US envoy says satisfied with Lebanese response on disarming of Hezbollah
Lebanese leaders who took office in the aftermath of more than a year of hostilities between Israel and Hezbollah have vowed a state monopoly on bearing arms, while demanding Israel comply with a November ceasefire.
Israel has warned it will continue to strike until Hezbollah has been disarmed, while the movement's leader Naim Qassem said Sunday his group would not surrender or lay down its weapons in response to Israeli threats.
"I'm unbelievably satisfied with the response," Barrack, Washington's ambassador to Turkey and special envoy to Syria, told a press conference after meeting President Joseph Aoun.
"It's thoughtful, it's considered. We're creating a go-forward plan," he said.
"Now what it takes is a... thrust to the details, which we're going to do. We're both committed to get to the details and get a resolution," he said, adding: "I'm very, very hopeful."
Lebanon's health ministry said two people were killed in Israeli strikes in the country's south on Monday, the latest report of deadly raids despite the ceasefire.
- 'Future for them' -
Last month, Barrack asked Lebanese leaders to formally commit to disarming Hezbollah, the only group that retained its weapons after Lebanon's 1975-1990 civil war, doing so in the name of "resistance" against Israel which occupied southern Lebanon at the time.
Hezbollah was heavily weakened in the latest conflict, with Israel battering the group's arsenal of missiles and rockets and killing senior commanders including longtime chief Hassan Nasrallah.
The presidency said on X that Aoun handed Barrack "ideas for a comprehensive solution".
Parliament speaker Nabih Berri, a Hezbollah ally, said his own meeting with Barrack was constructive and "considered Lebanon's interest and sovereignty... and the demands of Hezbollah", according to a statement.
Barrack said that Hezbollah "needs to see that there's a future for them, that that road is not harnessed just solely against them."
He warned that "the rest of the region is moving at Mach speed, and you will be left behind", adding that "dialogue has started between Syria and Israel, just as the dialogue needs to be reinvented by Lebanon."
On Friday, Syria said it was willing to cooperate with the United States to reimplement a 1974 disengagement agreement with Israel, nearly seven months after Islamists ousted longtime ruler Bashar al-Assad, a Hezbollah ally who was also backed by Iran.

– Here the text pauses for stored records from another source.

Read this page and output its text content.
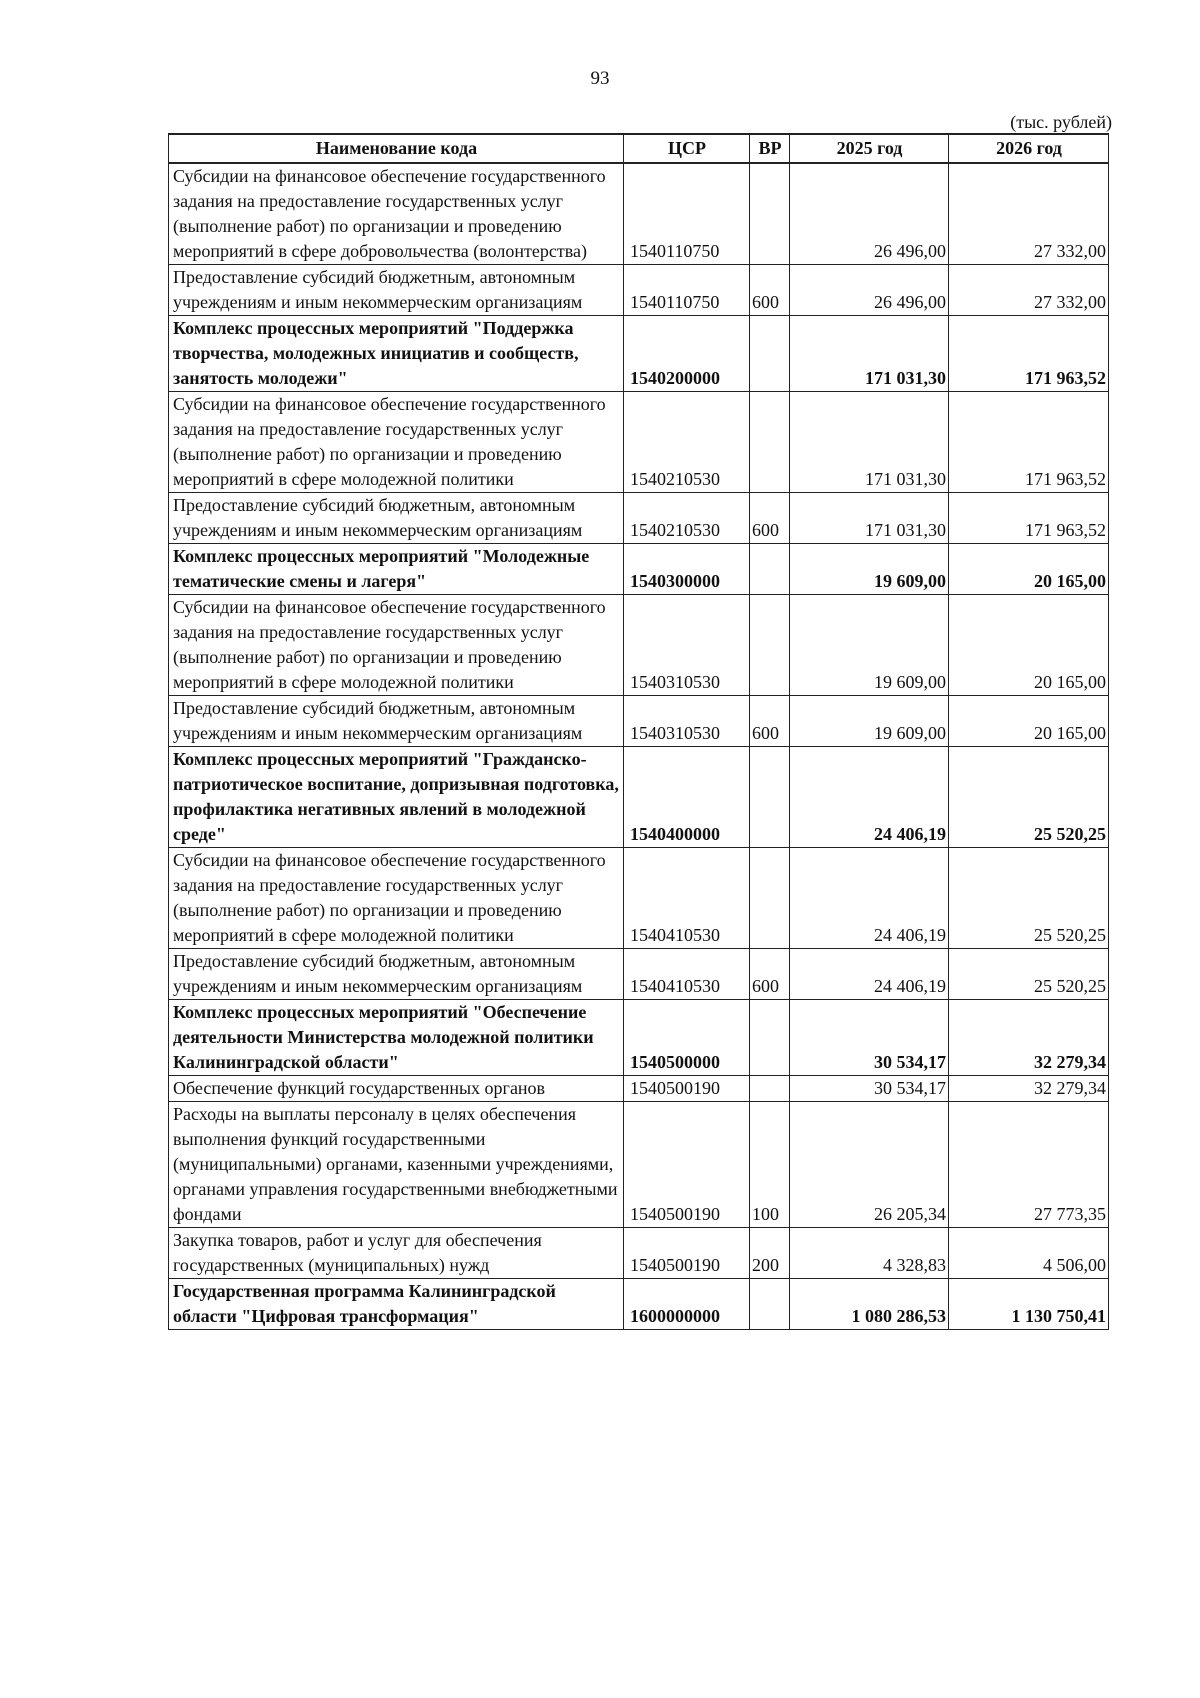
93
(тыс. рублей)
Наименование кода	ЦСР	ВР	2025 год	2026 год
Субсидии на финансовое обеспечение государственного задания на предоставление государственных услуг (выполнение работ) по организации и проведению мероприятий в сфере добровольчества (волонтерства)	1540110750		26 496,00	27 332,00
Предоставление субсидий бюджетным, автономным учреждениям и иным некоммерческим организациям	1540110750	600	26 496,00	27 332,00
Комплекс процессных мероприятий "Поддержка творчества, молодежных инициатив и сообществ, занятость молодежи"	1540200000		171 031,30	171 963,52
Субсидии на финансовое обеспечение государственного задания на предоставление государственных услуг (выполнение работ) по организации и проведению мероприятий в сфере молодежной политики	1540210530		171 031,30	171 963,52
Предоставление субсидий бюджетным, автономным учреждениям и иным некоммерческим организациям	1540210530	600	171 031,30	171 963,52
Комплекс процессных мероприятий "Молодежные тематические смены и лагеря"	1540300000		19 609,00	20 165,00
Субсидии на финансовое обеспечение государственного задания на предоставление государственных услуг (выполнение работ) по организации и проведению мероприятий в сфере молодежной политики	1540310530		19 609,00	20 165,00
Предоставление субсидий бюджетным, автономным учреждениям и иным некоммерческим организациям	1540310530	600	19 609,00	20 165,00
Комплекс процессных мероприятий "Гражданско-патриотическое воспитание, допризывная подготовка, профилактика негативных явлений в молодежной среде"	1540400000		24 406,19	25 520,25
Субсидии на финансовое обеспечение государственного задания на предоставление государственных услуг (выполнение работ) по организации и проведению мероприятий в сфере молодежной политики	1540410530		24 406,19	25 520,25
Предоставление субсидий бюджетным, автономным учреждениям и иным некоммерческим организациям	1540410530	600	24 406,19	25 520,25
Комплекс процессных мероприятий "Обеспечение деятельности Министерства молодежной политики Калининградской области"	1540500000		30 534,17	32 279,34
Обеспечение функций государственных органов	1540500190		30 534,17	32 279,34
Расходы на выплаты персоналу в целях обеспечения выполнения функций государственными (муниципальными) органами, казенными учреждениями, органами управления государственными внебюджетными фондами	1540500190	100	26 205,34	27 773,35
Закупка товаров, работ и услуг для обеспечения государственных (муниципальных) нужд	1540500190	200	4 328,83	4 506,00
Государственная программа Калининградской области "Цифровая трансформация"	1600000000		1 080 286,53	1 130 750,41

Syria has also admitted to holding indirect talks with Israel to reduce tensions.
- Strikes -
A Lebanese official told AFP on condition of anonymity that late last week, Beirut submitted an initial response to Washington, which requested modifications, then officials worked through the weekend to develop the final version.
Under the ceasefire, Hezbollah was to pull its fighters back north of the Litani river, some 30 kilometres (20 miles) from the Israeli frontier.
Israel was to withdraw its troops from Lebanon, but has kept them deployed in five areas that it deemed strategic.
The truce was based on a United Nations Security Council resolution that says only Lebanese troops and UN peacekeepers should bear arms in south Lebanon, and calls for the disarmament of all non-state groups.
Lebanese authorities say they have been dismantling Hezbollah's military infrastructure in the south near the Israeli border.
Hezbollah's Qassem said Sunday that Israel needed to abide by the ceasefire agreement, "withdraw from the occupied territories, stop its aggression... release the prisoners" detained during last year's war, and that reconstruction in Lebanon must begin.
Only then "will we be ready for the second stage, which is to discuss the national security and defence strategy" which includes the issue of the group's disarmament, he added.